Vooral de toeslagenaffaire is hier een oorzaak van.
Toeslagenaffaire:
- Veel kwetsbare gezinnen in de afwikkeling van de toeslagen zijn vreselijk in de knel gekomen
en de afhandeling duurt veel te lang. Er is dus een groot maatschappelijk effect, maar wat is
de juridische analyse? Hoe zit het bestuursrechtelijk in elkaar?
Perfect storm ieder aspect afzonderlijk is onschadelijk, maar de combinatie van die
aspecten is dodelijk. Aspecten waarop het misging:
1. Het systeem van toeslagen als zodanig is per definitie een pervers systeem, want het is
tekenen bij het kruisje en je krijgt geld en later wordt uitgezocht of je er recht op had.
2. Spijkerharde wetgeving in artikel 26 Awir
3. Uitvoering door de belastingdienstautomatisering: gebruik van discutabel risicomodel
en zelflerende algoritmen
4. Vanaf 2010 volgt de bestuursrechter de strikte uitleg van de wetgeving. Pas in 2019 een
ommezwaai
- Juridisch gezien zit er dus niet zoveel fout, maar in de combinatie ontstaat er een
maatschappelijk probleem en dat probleem wordt de aanjager van juridische veranderingen.
De wetgevende macht maakt excuses, stelt commissie en parlementaire enquete in en is
weinig reflectief
Rechterlijke macht beidt excuses aan
Uitvoerende macht: probeert dossier te behandelen maar lukt niet
Leidt tot een verscheurde trias en dat draagt niet bij aan vertrouwen in de overheid
Deel 2: deelnemers aan het bestuursrecht
College 2: Bestuursorganen 12-09-2023
Bestuursorgaan. Art. 1:1 Awb:
a. Een orgaan van een rechtspersoon die krachten publiekrecht is ingesteld, of
b. Een ander persoon of college, met enig openbaar gezag
- Hebben dus a-organen & b-organen
- Kwalificatie: je begint bij a. als het a niet is dan kijk je naar b. als b het ook niet is dan is het
geen bestuursorgaan. Een b orgaan is nooit een a orgaan en vice versa
Een a-orgaan:
- Een orgaan van een rechtspersoon die krachten publiekrecht is ingesteld
- A-orgaan is verbonden met een bepaalde rechtsvorm. Een rechtspersoon die krachtens
publiekrecht is ingesteld. je moet dus eerst kijken of je met zo’n publiekrechtelijke
rechtspersoon te maken hebt. Waar vindt je die?

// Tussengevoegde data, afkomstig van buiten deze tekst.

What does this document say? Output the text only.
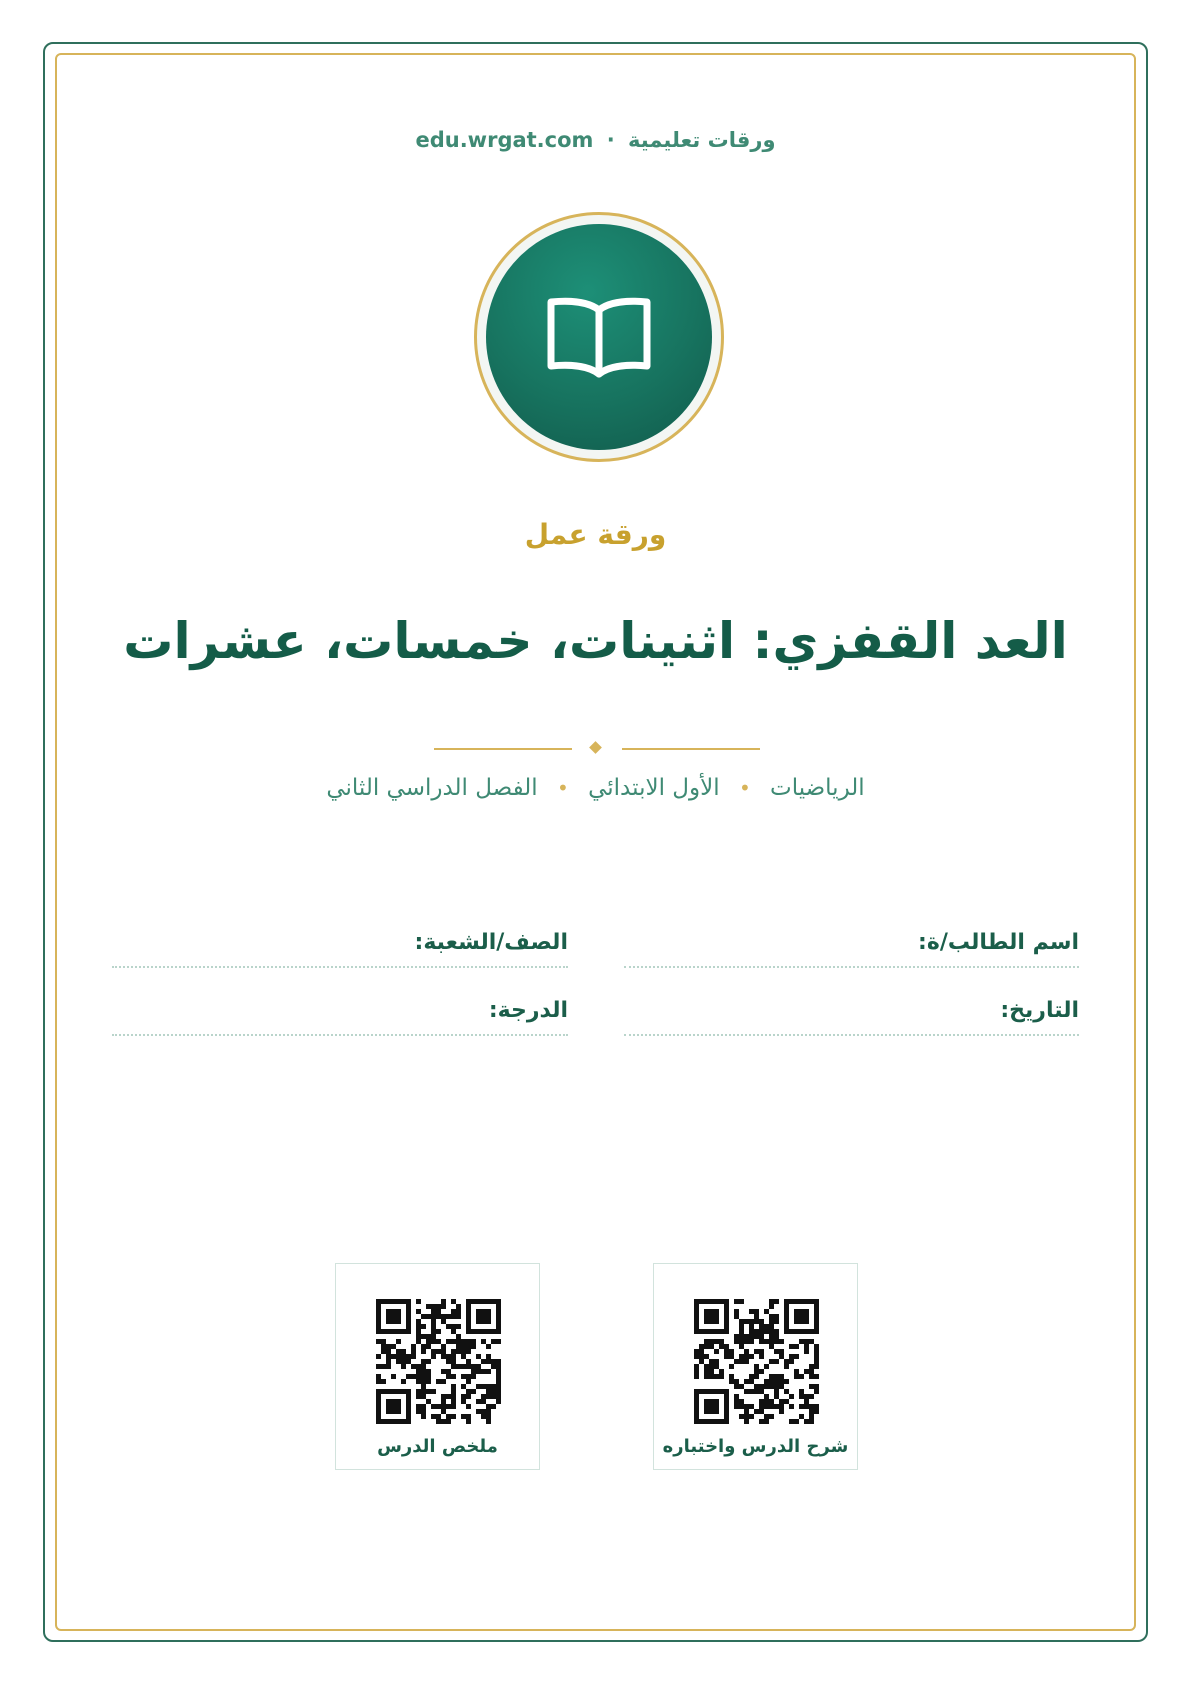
ورقات تعليمية · edu.wrgat.com
ورقة عمل
العد القفزي: اثنينات، خمسات، عشرات
الرياضيات • الأول الابتدائي • الفصل الدراسي الثاني
اسم الطالب/ة:
الصف/الشعبة:
التاريخ:
الدرجة:
ملخص الدرس	شرح الدرس واختباره
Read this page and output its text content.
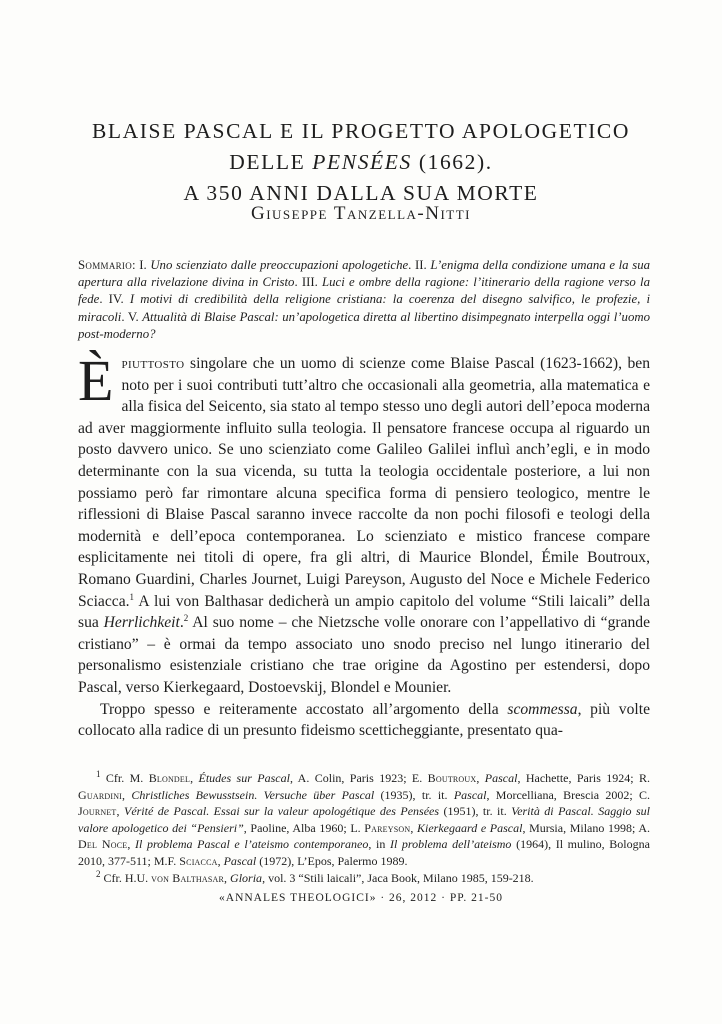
BLAISE PASCAL E IL PROGETTO APOLOGETICO
DELLE PENSÉES (1662).
A 350 ANNI DALLA SUA MORTE
Giuseppe Tanzella-Nitti
Sommario: I. Uno scienziato dalle preoccupazioni apologetiche. II. L’enigma della condizione umana e la sua apertura alla rivelazione divina in Cristo. III. Luci e ombre della ragione: l’itinerario della ragione verso la fede. IV. I motivi di credibilità della religione cristiana: la coerenza del disegno salvifico, le profezie, i miracoli. V. Attualità di Blaise Pascal: un’apologetica diretta al libertino disimpegnato interpella oggi l’uomo post-moderno?

Èpiuttosto singolare che un uomo di scienze come Blaise Pascal (1623-1662), ben noto per i suoi contributi tutt’altro che occasionali alla geometria, alla matematica e alla fisica del Seicento, sia stato al tempo stesso uno degli autori dell’epoca moderna ad aver maggiormente influito sulla teologia. Il pensatore francese occupa al riguardo un posto davvero unico. Se uno scienziato come Galileo Galilei influì anch’egli, e in modo determinante con la sua vicenda, su tutta la teologia occidentale posteriore, a lui non possiamo però far rimontare alcuna specifica forma di pensiero teologico, mentre le riflessioni di Blaise Pascal saranno invece raccolte da non pochi filosofi e teologi della modernità e dell’epoca contemporanea. Lo scienziato e mistico francese compare esplicitamente nei titoli di opere, fra gli altri, di Maurice Blondel, Émile Boutroux, Romano Guardini, Charles Journet, Luigi Pareyson, Augusto del Noce e Michele Federico Sciacca.$^1$ A lui von Balthasar dedicherà un ampio capitolo del volume “Stili laicali” della sua Herrlichkeit.$^2$ Al suo nome – che Nietzsche volle onorare con l’appellativo di “grande cristiano” – è ormai da tempo associato uno snodo preciso nel lungo itinerario del personalismo esistenziale cristiano che trae origine da Agostino per estendersi, dopo Pascal, verso Kierkegaard, Dostoevskij, Blondel e Mounier.

Troppo spesso e reiteramente accostato all’argomento della scommessa, più volte collocato alla radice di un presunto fideismo scetticheggiante, presentato qua-

$^1$ Cfr. M. Blondel, Études sur Pascal, A. Colin, Paris 1923; E. Boutroux, Pascal, Hachette, Paris 1924; R. Guardini, Christliches Bewusstsein. Versuche über Pascal (1935), tr. it. Pascal, Morcelliana, Brescia 2002; C. Journet, Vérité de Pascal. Essai sur la valeur apologétique des Pensées (1951), tr. it. Verità di Pascal. Saggio sul valore apologetico dei “Pensieri”, Paoline, Alba 1960; L. Pareyson, Kierkegaard e Pascal, Mursia, Milano 1998; A. Del Noce, Il problema Pascal e l’ateismo contemporaneo, in Il problema dell’ateismo (1964), Il mulino, Bologna 2010, 377-511; M.F. Sciacca, Pascal (1972), L’Epos, Palermo 1989.

$^2$ Cfr. H.U. von Balthasar, Gloria, vol. 3 “Stili laicali”, Jaca Book, Milano 1985, 159-218.

«ANNALES THEOLOGICI» · 26, 2012 · PP. 21-50
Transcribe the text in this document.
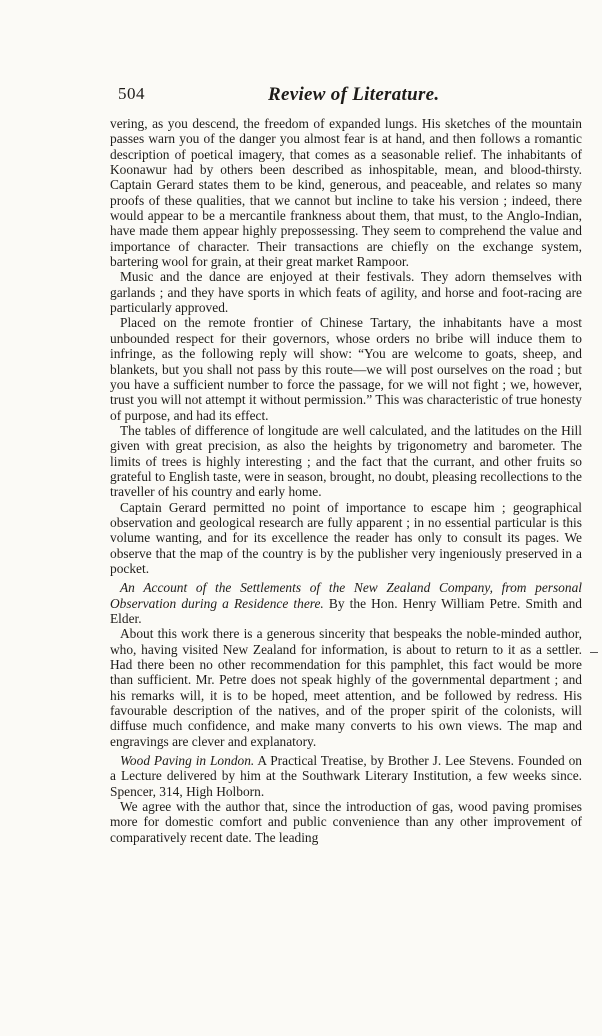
504	Review of Literature.

vering, as you descend, the freedom of expanded lungs. His sketches of the mountain passes warn you of the danger you almost fear is at hand, and then follows a romantic description of poetical imagery, that comes as a seasonable relief. The inhabitants of Koonawur had by others been described as inhospitable, mean, and blood-thirsty. Captain Gerard states them to be kind, generous, and peaceable, and relates so many proofs of these qualities, that we cannot but incline to take his version ; indeed, there would appear to be a mercantile frankness about them, that must, to the Anglo-Indian, have made them appear highly prepossessing. They seem to comprehend the value and importance of character. Their transactions are chiefly on the exchange system, bartering wool for grain, at their great market Rampoor.

Music and the dance are enjoyed at their festivals. They adorn themselves with garlands ; and they have sports in which feats of agility, and horse and foot-racing are particularly approved.

Placed on the remote frontier of Chinese Tartary, the inhabitants have a most unbounded respect for their governors, whose orders no bribe will induce them to infringe, as the following reply will show: “You are welcome to goats, sheep, and blankets, but you shall not pass by this route—we will post ourselves on the road ; but you have a sufficient number to force the passage, for we will not fight ; we, however, trust you will not attempt it without permission.” This was characteristic of true honesty of purpose, and had its effect.

The tables of difference of longitude are well calculated, and the latitudes on the Hill given with great precision, as also the heights by trigonometry and barometer. The limits of trees is highly interesting ; and the fact that the currant, and other fruits so grateful to English taste, were in season, brought, no doubt, pleasing recollections to the traveller of his country and early home.

Captain Gerard permitted no point of importance to escape him ; geographical observation and geological research are fully apparent ; in no essential particular is this volume wanting, and for its excellence the reader has only to consult its pages. We observe that the map of the country is by the publisher very ingeniously preserved in a pocket.

An Account of the Settlements of the New Zealand Company, from personal Observation during a Residence there. By the Hon. Henry William Petre. Smith and Elder.

About this work there is a generous sincerity that bespeaks the noble-minded author, who, having visited New Zealand for information, is about to return to it as a settler. Had there been no other recommendation for this pamphlet, this fact would be more than sufficient. Mr. Petre does not speak highly of the governmental department ; and his remarks will, it is to be hoped, meet attention, and be followed by redress. His favourable description of the natives, and of the proper spirit of the colonists, will diffuse much confidence, and make many converts to his own views. The map and engravings are clever and explanatory.

Wood Paving in London. A Practical Treatise, by Brother J. Lee Stevens. Founded on a Lecture delivered by him at the Southwark Literary Institution, a few weeks since. Spencer, 314, High Holborn.

We agree with the author that, since the introduction of gas, wood paving promises more for domestic comfort and public convenience than any other improvement of comparatively recent date. The leading
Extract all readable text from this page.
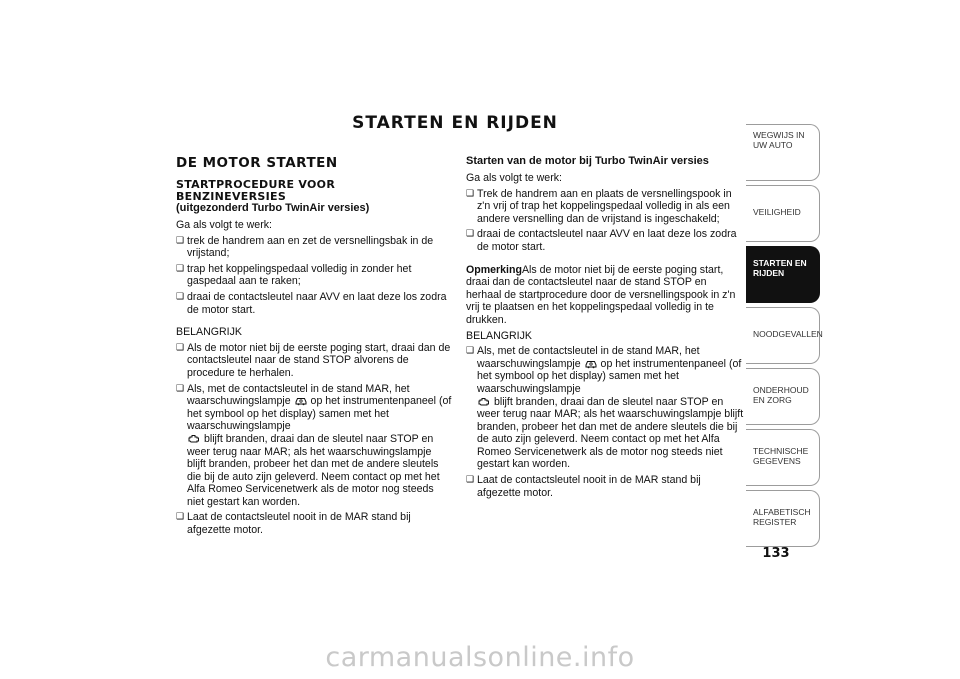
STARTEN EN RIJDEN
DE MOTOR STARTEN
STARTPROCEDURE VOOR
BENZINEVERSIES
(uitgezonderd Turbo TwinAir versies)
Ga als volgt te werk:
❑ trek de handrem aan en zet de versnellingsbak in de vrijstand;
❑ trap het koppelingspedaal volledig in zonder het gaspedaal aan te raken;
❑ draai de contactsleutel naar AVV en laat deze los zodra de motor start.
BELANGRIJK
❑ Als de motor niet bij de eerste poging start, draai dan de contactsleutel naar de stand STOP alvorens de procedure te herhalen.
❑ Als, met de contactsleutel in de stand MAR, het waarschuwingslampje op het instrumentenpaneel (of het symbool op het display) samen met het waarschuwingslampje

blijft branden, draai dan de sleutel naar STOP en weer terug naar MAR; als het waarschuwingslampje blijft branden, probeer het dan met de andere sleutels die bij de auto zijn geleverd. Neem contact op met het Alfa Romeo Servicenetwerk als de motor nog steeds niet gestart kan worden.
❑ Laat de contactsleutel nooit in de MAR stand bij afgezette motor.
Starten van de motor bij Turbo TwinAir versies
Ga als volgt te werk:
❑ Trek de handrem aan en plaats de versnellingspook in z'n vrij of trap het koppelingspedaal volledig in als een andere versnelling dan de vrijstand is ingeschakeld;
❑ draai de contactsleutel naar AVV en laat deze los zodra de motor start.
OpmerkingAls de motor niet bij de eerste poging start, draai dan de contactsleutel naar de stand STOP en herhaal de startprocedure door de versnellingspook in z'n vrij te plaatsen en het koppelingspedaal volledig in te drukken.
BELANGRIJK
❑ Als, met de contactsleutel in de stand MAR, het waarschuwingslampje op het instrumentenpaneel (of het symbool op het display) samen met het waarschuwingslampje

blijft branden, draai dan de sleutel naar STOP en weer terug naar MAR; als het waarschuwingslampje blijft branden, probeer het dan met de andere sleutels die bij de auto zijn geleverd. Neem contact op met het Alfa Romeo Servicenetwerk als de motor nog steeds niet gestart kan worden.
❑ Laat de contactsleutel nooit in de MAR stand bij afgezette motor.
WEGWIJS IN UW AUTO
VEILIGHEID
STARTEN EN RIJDEN
NOODGEVALLEN
ONDERHOUD EN ZORG
TECHNISCHE GEGEVENS
ALFABETISCH REGISTER
133
carmanualsonline.info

Artikel 1 boek 2 BW: publiekrechtelijke rechtspersonen
Artikel 3 boek 2 BW: privaatrechtelijke rechtspersonen = limitatieve opsomming is dus
nooit een a-orgaan’
, - Dus kijken naar artikel 2:1 BW of je te maken hebt met een publiekrechtelijke rechtspersoon
Artikel 2:1 BW: publiekrechtelijke rechtspersonen:
1. De Staat, de provincies, de gemeenten, de waterschappen, alsmede alle lichamen waaraan
krachtens de Grondwet verordenende bevoegdheid is verleend, bezitten rechtspersoonlijkheid.
2. Andere lichamen, waaraan een deel van de overheidstaak is opgedragen, bezitten slechts
rechtspersoonlijkheid, indien dit uit het bij of krachtens de wet bepaalde volgt.
3. De volgende artikelen van deze titel, behalve artikel 5, gelden niet voor de in de voorgaande leden
bedoelde rechtspersonen
- verschil lid 1 en 2: in het eerste lid wordt rechtspersoonlijkheid toegekend aan de
organisaties die daar genoemd staan. De rechtspersoonlijkheid vloeit rechtstreeks voort ui lid
1. Het tweede lid zegt alleen maar dat je bij bijzondere wet ook rechtspersoonlijkheid kan
toekennen en als je dat doet dan wordt deze publiekrechtelijk.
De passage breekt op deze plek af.